Já para o consultor de Imagem de Marca da BBN Brasil e da Rede BBN Mundial, Augusto Nascimento, a medida vem causando um grande prejuízo à cidade. “O prejuízo financeiro é gigantesco para o comércio, para aqueles que estão tendo que tirar as placas e que não sei se terão dinheiro
para colocar outras placas menores nesse momento. Estou vendo milhares de buracos nas paredes, de onde foram tiradas as placas. A cidade ficou muito feia, perdeu vida”.
Polêmica
A lei tem causado muita polêmica, principalmente entre os profissionais da área de comunicação, que não vêem a determinação com bons olhos. Nascimento defende que a comunicação visual não é só propaganda, mas também informação e prestação de serviço e, sem as placas, será mais difícil as pessoas se localizarem e encontrarem os seus destinos. “A prefeitura está prestando um desserviço.
Agora, o cidadão deve estar tentando achar a loja que sabia onde ficava e já não sabe mais porque o prefeito fez sumir as placas. Esse vai botar o carro na rua e, não vendo a placa, vai errar o caminho.
Vai gastar mais combustível e vai causar mais congestionamento nas ruas. Quem vai pagar pela perda de tempo das pessoas e pelos seus custos de gasolina?”, defende.
Males à saúde
Por outro lado, o excesso de placas, painéis, cartazes, cavaletes, faixas, banners, totens, outdoors, back-lights, front-lights, painéis eletrônicos e painéis televisivos pode afetar diretamente o psicológico das pessoas, sem que elas percebam. Assim como os demais tipos de poluição, a poluição visual também causa males à saúde, tais como stress, fadiga, ansiedade, podendo até
mesmo propiciar o início de um processo de depressão.
Isso ocorre porque a superexposição de imagens, dispostas tanto no espaço terreno como no aéreo, exige um esforço muito maior na decodificação das mensagens. “Existe um efeito psicossomático chamado estresse visual que, sem dúvida afeta os sentidos, o bem estar e o equilíbrio emocional de maneira quase que direta” explica Minami. Augusto Nascimento defende o contrário. Segundo ele, São Paulo é uma cidade que necessita de um alto nível de redundância em comunicação visual, para a própria funcionalidade e redução do stress de sua população.

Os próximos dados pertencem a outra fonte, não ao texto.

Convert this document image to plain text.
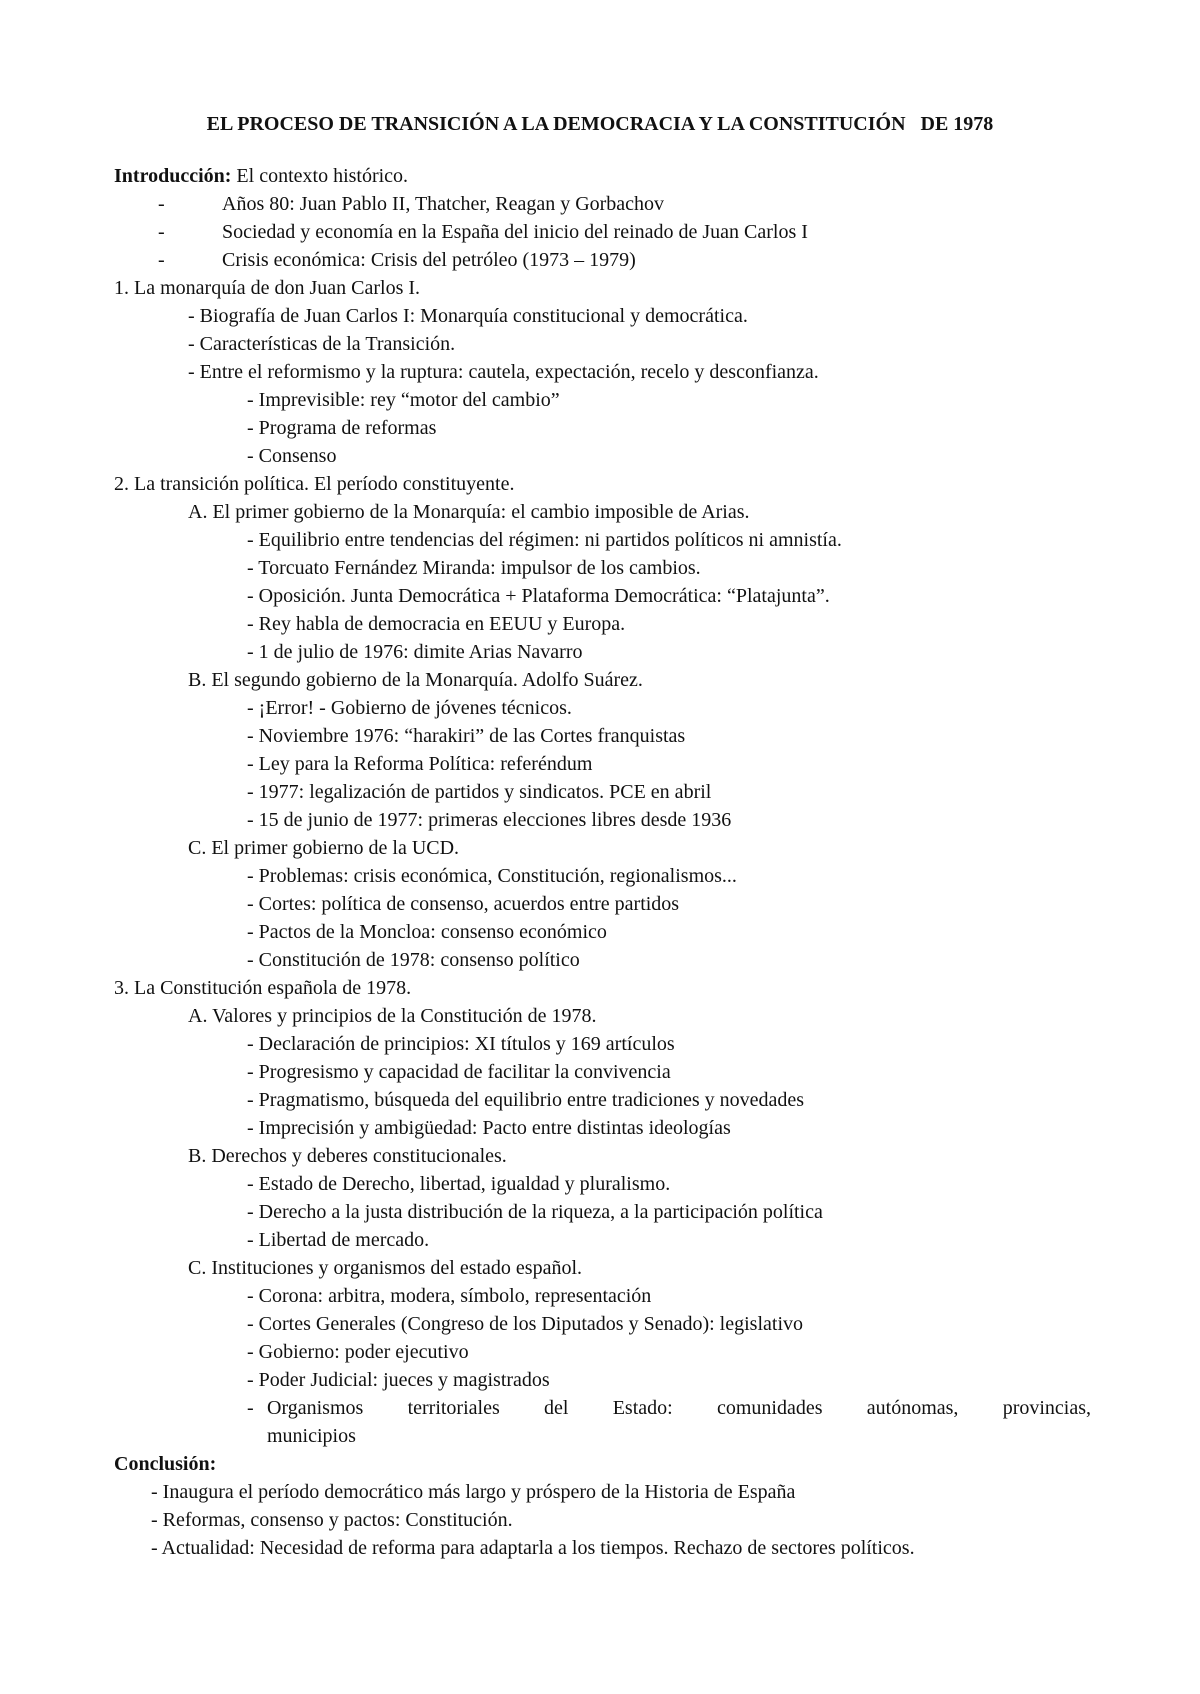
EL PROCESO DE TRANSICIÓN A LA DEMOCRACIA Y LA CONSTITUCIÓN   DE 1978
Introducción: El contexto histórico.
-	Años 80: Juan Pablo II, Thatcher, Reagan y Gorbachov
-	Sociedad y economía en la España del inicio del reinado de Juan Carlos I
-	Crisis económica: Crisis del petróleo (1973 – 1979)
1. La monarquía de don Juan Carlos I.
- Biografía de Juan Carlos I: Monarquía constitucional y democrática.
- Características de la Transición.
- Entre el reformismo y la ruptura: cautela, expectación, recelo y desconfianza.
- Imprevisible: rey “motor del cambio”
- Programa de reformas
- Consenso
2. La transición política. El período constituyente.
A. El primer gobierno de la Monarquía: el cambio imposible de Arias.
- Equilibrio entre tendencias del régimen: ni partidos políticos ni amnistía.
- Torcuato Fernández Miranda: impulsor de los cambios.
- Oposición. Junta Democrática + Plataforma Democrática: “Platajunta”.
- Rey habla de democracia en EEUU y Europa.
- 1 de julio de 1976: dimite Arias Navarro
B. El segundo gobierno de la Monarquía. Adolfo Suárez.
- ¡Error! - Gobierno de jóvenes técnicos.
- Noviembre 1976: “harakiri” de las Cortes franquistas
- Ley para la Reforma Política: referéndum
- 1977: legalización de partidos y sindicatos. PCE en abril
- 15 de junio de 1977: primeras elecciones libres desde 1936
C. El primer gobierno de la UCD.
- Problemas: crisis económica, Constitución, regionalismos...
- Cortes: política de consenso, acuerdos entre partidos
- Pactos de la Moncloa: consenso económico
- Constitución de 1978: consenso político
3. La Constitución española de 1978.
A. Valores y principios de la Constitución de 1978.
- Declaración de principios: XI títulos y 169 artículos
- Progresismo y capacidad de facilitar la convivencia
- Pragmatismo, búsqueda del equilibrio entre tradiciones y novedades
- Imprecisión y ambigüedad: Pacto entre distintas ideologías
B. Derechos y deberes constitucionales.
- Estado de Derecho, libertad, igualdad y pluralismo.
- Derecho a la justa distribución de la riqueza, a la participación política
- Libertad de mercado.
C. Instituciones y organismos del estado español.
- Corona: arbitra, modera, símbolo, representación
- Cortes Generales (Congreso de los Diputados y Senado): legislativo
- Gobierno: poder ejecutivo
- Poder Judicial: jueces y magistrados
- Organismos territoriales del Estado: comunidades autónomas, provincias,
municipios
Conclusión:
- Inaugura el período democrático más largo y próspero de la Historia de España
- Reformas, consenso y pactos: Constitución.
- Actualidad: Necesidad de reforma para adaptarla a los tiempos. Rechazo de sectores políticos.
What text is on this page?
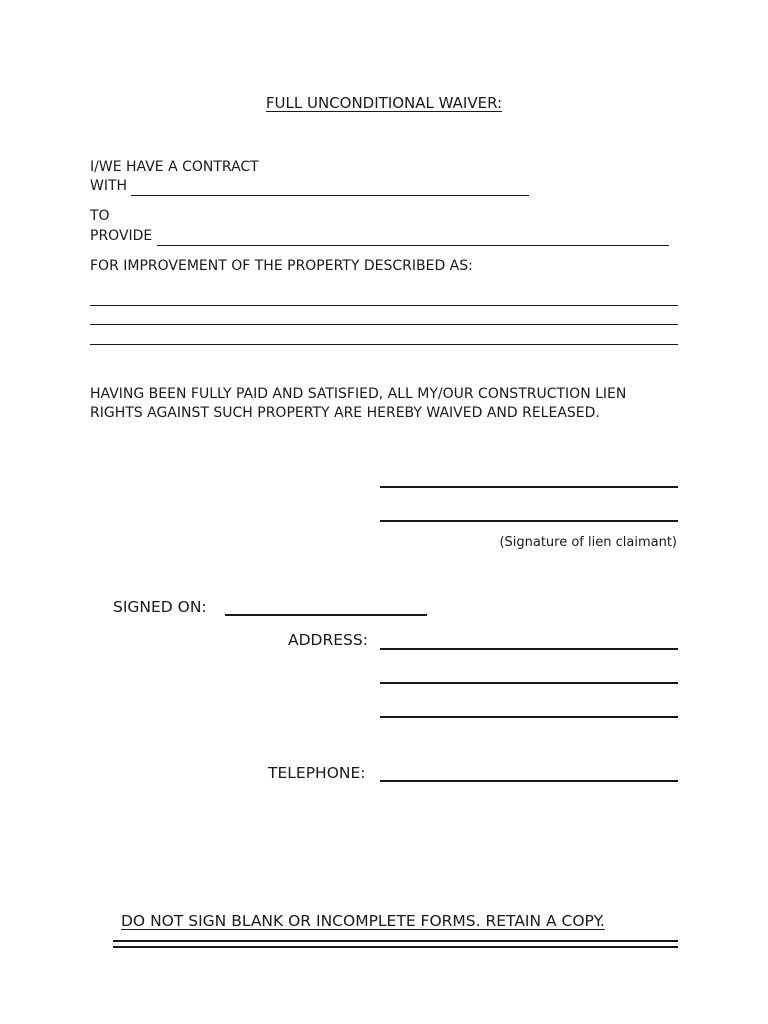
FULL UNCONDITIONAL WAIVER:
I/WE HAVE A CONTRACT
WITH
TO
PROVIDE
FOR IMPROVEMENT OF THE PROPERTY DESCRIBED AS:
HAVING BEEN FULLY PAID AND SATISFIED, ALL MY/OUR CONSTRUCTION LIEN
RIGHTS AGAINST SUCH PROPERTY ARE HEREBY WAIVED AND RELEASED.
(Signature of lien claimant)
SIGNED ON:
ADDRESS:
TELEPHONE:
DO NOT SIGN BLANK OR INCOMPLETE FORMS. RETAIN A COPY.
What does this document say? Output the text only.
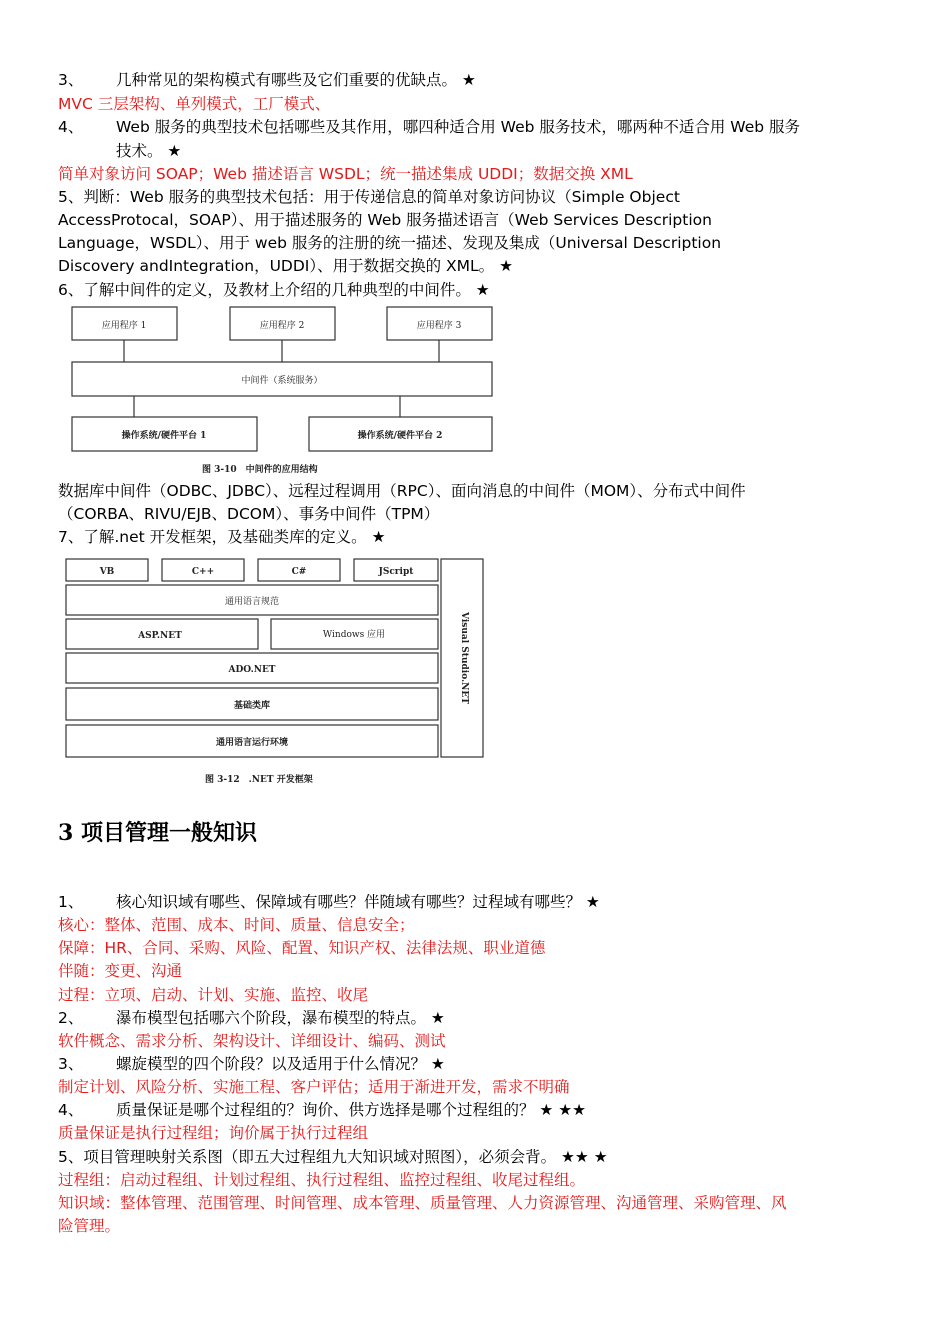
3、 几种常见的架构模式有哪些及它们重要的优缺点。 ★
MVC 三层架构、单列模式，工厂模式、
4、 Web 服务的典型技术包括哪些及其作用，哪四种适合用 Web 服务技术，哪两种不适合用 Web 服务
技术。 ★
简单对象访问 SOAP；Web 描述语言 WSDL；统一描述集成 UDDI；数据交换 XML
5、判断：Web 服务的典型技术包括：用于传递信息的简单对象访问协议（Simple Object
AccessProtocal，SOAP）、用于描述服务的 Web 服务描述语言（Web Services Description
Language，WSDL）、用于 web 服务的注册的统一描述、发现及集成（Universal Description
Discovery andIntegration，UDDI）、用于数据交换的 XML。 ★
6、了解中间件的定义，及教材上介绍的几种典型的中间件。 ★
应用程序 1	应用程序 2	应用程序 3
中间件（系统服务）
操作系统/硬件平台 1	操作系统/硬件平台 2
图 3-10　中间件的应用结构
数据库中间件（ODBC、JDBC）、远程过程调用（RPC）、面向消息的中间件（MOM）、分布式中间件
（CORBA、RIVU/EJB、DCOM）、事务中间件（TPM）
7、了解.net 开发框架，及基础类库的定义。 ★
VB	C++	C#	JScript
通用语言规范
ASP.NET	Windows 应用
ADO.NET
基础类库
通用语言运行环境
Visual Studio.NET
图 3-12　.NET 开发框架
3 项目管理一般知识
1、 核心知识域有哪些、保障域有哪些？伴随域有哪些？过程域有哪些？ ★
核心：整体、范围、成本、时间、质量、信息安全；
保障：HR、合同、采购、风险、配置、知识产权、法律法规、职业道德
伴随：变更、沟通
过程：立项、启动、计划、实施、监控、收尾
2、 瀑布模型包括哪六个阶段，瀑布模型的特点。 ★
软件概念、需求分析、架构设计、详细设计、编码、测试
3、 螺旋模型的四个阶段？以及适用于什么情况？ ★
制定计划、风险分析、实施工程、客户评估；适用于渐进开发，需求不明确
4、 质量保证是哪个过程组的？询价、供方选择是哪个过程组的？ ★ ★★
质量保证是执行过程组；询价属于执行过程组
5、项目管理映射关系图（即五大过程组九大知识域对照图），必须会背。 ★★ ★
过程组：启动过程组、计划过程组、执行过程组、监控过程组、收尾过程组。
知识域：整体管理、范围管理、时间管理、成本管理、质量管理、人力资源管理、沟通管理、采购管理、风
险管理。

“O urbanismo do século XXI exige mais intensidade de comunicação e não menos, como quer o prefeito”.
Contribuição
A participação da sociedade, organizada em grupos, pode ser decisiva na mudança do cenário urbano.
A Associação dos Moradores e Amigos do Pacaembu mostrou que uma ação bem organizada pode surtir em resultados satisfatórios. A convite da própria associação, professores da FAU (Faculdade de Arquitetura e Urbanismo da USP) analisaram o caso da publicidade na avenida Angélica e constataram que havia um exagero nas propagandas, que atrapalhavam a visão não só de quem
passava pela avenida, mas também dos moradores dos prédios. Sendo assim, as empresas que tinham anúncios exagerados na avenida concordaram em adaptar seus luminosos e totens para
modelos mais adequados.
Ainda assim, na opinião de Minami, para que a cidade fique realmente livre dos exageros, não basta estabelecer novos critérios de fachada. Os próprios comerciantes e publicitários devem ter consciência do que é realmente adequado à divulgação do estabelecimento, respeitando as características da região e, principalmente, as pessoas que vivem no entorno. “A lei estabelece um limite máximo para as placas, no entanto, os comerciantes e publicitários sempre optam pelo máximo.
É necessário que a escolha parta de uma questão ética, para que tanto a paisagem como as pessoas não sejam prejudicadas”, afirma Minami.
Extensão
Em Santo André, existe um projeto de lei semelhante ao adotado em São Paulo, que visa estabelecer critérios com a preocupação de melhorar o visual da cidade. Apresentado pelo executivo, o projeto ainda está na câmara dos vereadores, aguardando a análise das comissões. Caso haja aprovação, a lei limitará o tamanho das inserções publicitárias nas fachadas de lojas e empresas, delimitará locais para instalação de outdoors e proibirá cavaletes nas calçadas, propagandas em viadutos, monumentos e bens tombados, além de panfletagem nas ruas.